Monday, November 09, 2009

Kohler Recording Session.

After many false starts and a little actual pre-production, drummer Geoff Clapp, bassist Rob Kohler and I finally managed to get together for our first recording session last Sunday night in the Tulane Recital Hall. The Hall has excellent acoustics (the band room is dampened all to hell and makes my horn sound dry and puny) and is a wonderful environment for recording and performing.



We'd actually looked at a number of tunes in the one rehearsal we'd had (three of Rob's, one of mine) but Rob dragged in after an extremely rough week and said, "hey man. Let's just play 'free,' alright?," then set up a 6/4 groove in C minor and we were off.



I've always had a kind of conflicted relationship with 'free' playing. In some circles I've been lumbered with a rep as someone contemptuous of the genre, but that's really not true. I've simply avoided (for the most part) playing it because I don't think I've got the chops. It's one thing to play reactively with others within the perameters of a set of chord changes, it's quite another another to put yourself in a space where the music can go absolutely anywhere at any time, and you have no choice but to deal with it. It takes great ears, great chops, and the ability to play pretty much anything you can hear to pull it off with style.

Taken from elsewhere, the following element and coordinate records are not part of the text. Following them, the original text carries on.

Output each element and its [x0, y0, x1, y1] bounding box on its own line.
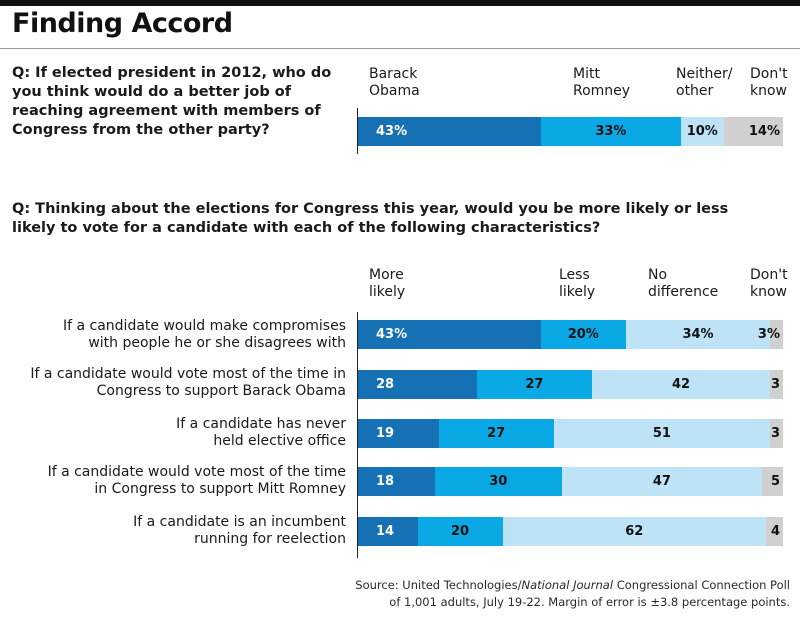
data-label: 3% [757, 327, 780, 342]
data-label: 20 [450, 524, 470, 539]
data-label: 34% [682, 327, 714, 342]
data-label: 42 [671, 377, 691, 392]
bar-segment-seg-second: 30 [434, 467, 562, 496]
bar-segment-seg-fourth: 3 [770, 419, 783, 448]
header-barack-obama: Barack Obama [369, 66, 420, 99]
bar-segment-seg-first: 18 [358, 467, 435, 496]
row-label: If a candidate would vote most of the ti… [30, 366, 346, 399]
bar-segment-seg-second: 20 [417, 517, 503, 546]
data-label: 43% [376, 124, 408, 139]
data-label: 27 [487, 426, 506, 441]
header-dont-know-q1: Don't know [750, 66, 788, 99]
bar-segment-seg-second: 20% [540, 320, 626, 349]
header-more-likely: More likely [369, 267, 406, 300]
bar-segment-seg-fourth: 5 [761, 467, 783, 496]
bar-segment-seg-second: 27 [477, 370, 592, 399]
q2-axis-line [357, 312, 358, 558]
source-detail: of 1,001 adults, July 19-22. Margin of e… [389, 595, 790, 609]
title-divider [0, 48, 800, 49]
source-prefix: Source: United Technologies/ [355, 578, 522, 592]
row-label: If a candidate has never held elective o… [176, 416, 346, 449]
bar-segment-seg-third: 42 [591, 370, 771, 399]
header-less-likely: Less likely [559, 267, 596, 300]
header-no-difference: No difference [648, 267, 719, 300]
header-dont-know-q2: Don't know [750, 267, 788, 300]
bar-segment-seg-first: 14 [358, 517, 418, 546]
data-label: 33% [595, 124, 627, 139]
row-label: If a candidate would make compromises wi… [62, 318, 346, 351]
bar-segment-seg-fourth: 14% [723, 117, 783, 146]
question-1: Q: If elected president in 2012, who do … [12, 65, 332, 138]
row-label: If a candidate would vote most of the ti… [47, 464, 346, 497]
bar-segment-seg-third: 51 [553, 419, 771, 448]
row-label: If a candidate is an incumbent running f… [133, 514, 346, 547]
bar-segment-seg-second: 33% [540, 117, 681, 146]
data-label: 28 [376, 377, 395, 392]
bar-segment-seg-first: 19 [358, 419, 439, 448]
bar-segment-seg-second: 27 [438, 419, 554, 448]
bar-segment-seg-first: 43% [358, 117, 541, 146]
data-label: 51 [652, 426, 671, 441]
data-label: 14% [748, 124, 780, 139]
data-label: 5 [770, 474, 780, 489]
bar-segment-seg-third: 47 [562, 467, 762, 496]
source-suffix: Congressional Connection Poll [613, 578, 790, 592]
data-label: 18 [376, 474, 395, 489]
data-label: 14 [376, 524, 395, 539]
data-label: 47 [652, 474, 671, 489]
data-label: 27 [525, 377, 544, 392]
bar-segment-seg-fourth: 4 [766, 517, 783, 546]
header-mitt-romney: Mitt Romney [573, 66, 631, 99]
chart-title: Finding Accord [12, 8, 233, 39]
bar-segment-seg-third: 34% [625, 320, 771, 349]
source-note: Source: United Technologies/National Jou… [355, 577, 790, 611]
data-label: 20% [567, 327, 599, 342]
source-publication: National Journal [521, 578, 614, 592]
bar-segment-seg-first: 43% [358, 320, 541, 349]
data-label: 3 [770, 377, 780, 392]
bar-segment-seg-third: 10% [681, 117, 724, 146]
question-2: Q: Thinking about the elections for Cong… [12, 201, 729, 236]
data-label: 3 [770, 426, 780, 441]
header-neither-other: Neither/ other [676, 66, 733, 99]
q1-axis-line [357, 108, 358, 154]
bar-segment-seg-third: 62 [502, 517, 766, 546]
bar-segment-seg-fourth: 3% [758, 320, 783, 349]
bar-segment-seg-first: 28 [358, 370, 477, 399]
data-label: 43% [376, 327, 408, 342]
data-label: 10% [686, 124, 718, 139]
data-label: 30 [489, 474, 508, 489]
top-rule [0, 0, 800, 6]
data-label: 62 [625, 524, 644, 539]
data-label: 19 [376, 426, 395, 441]
data-label: 4 [770, 524, 780, 539]
bar-segment-seg-fourth: 3 [770, 370, 783, 399]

I don't lay claim to being 100% in any of those areas but that didn't stop me, (or the other cats) from having an absolute blast. Geoff Clapp was playing so hard at one point that the air whooshing out of the hole in his bass drum head was making my pant leg flap around ten feet away. The stuff we did had structure, varying moodscapes, historical referrences (to funk, 20th century classical, be-bop, and early jazz) and humor. In fact, at one point something we played struck me so funny I fell out of my chair laughing.

Next session we'll probably tackle some actual tunes, but this is a very good start.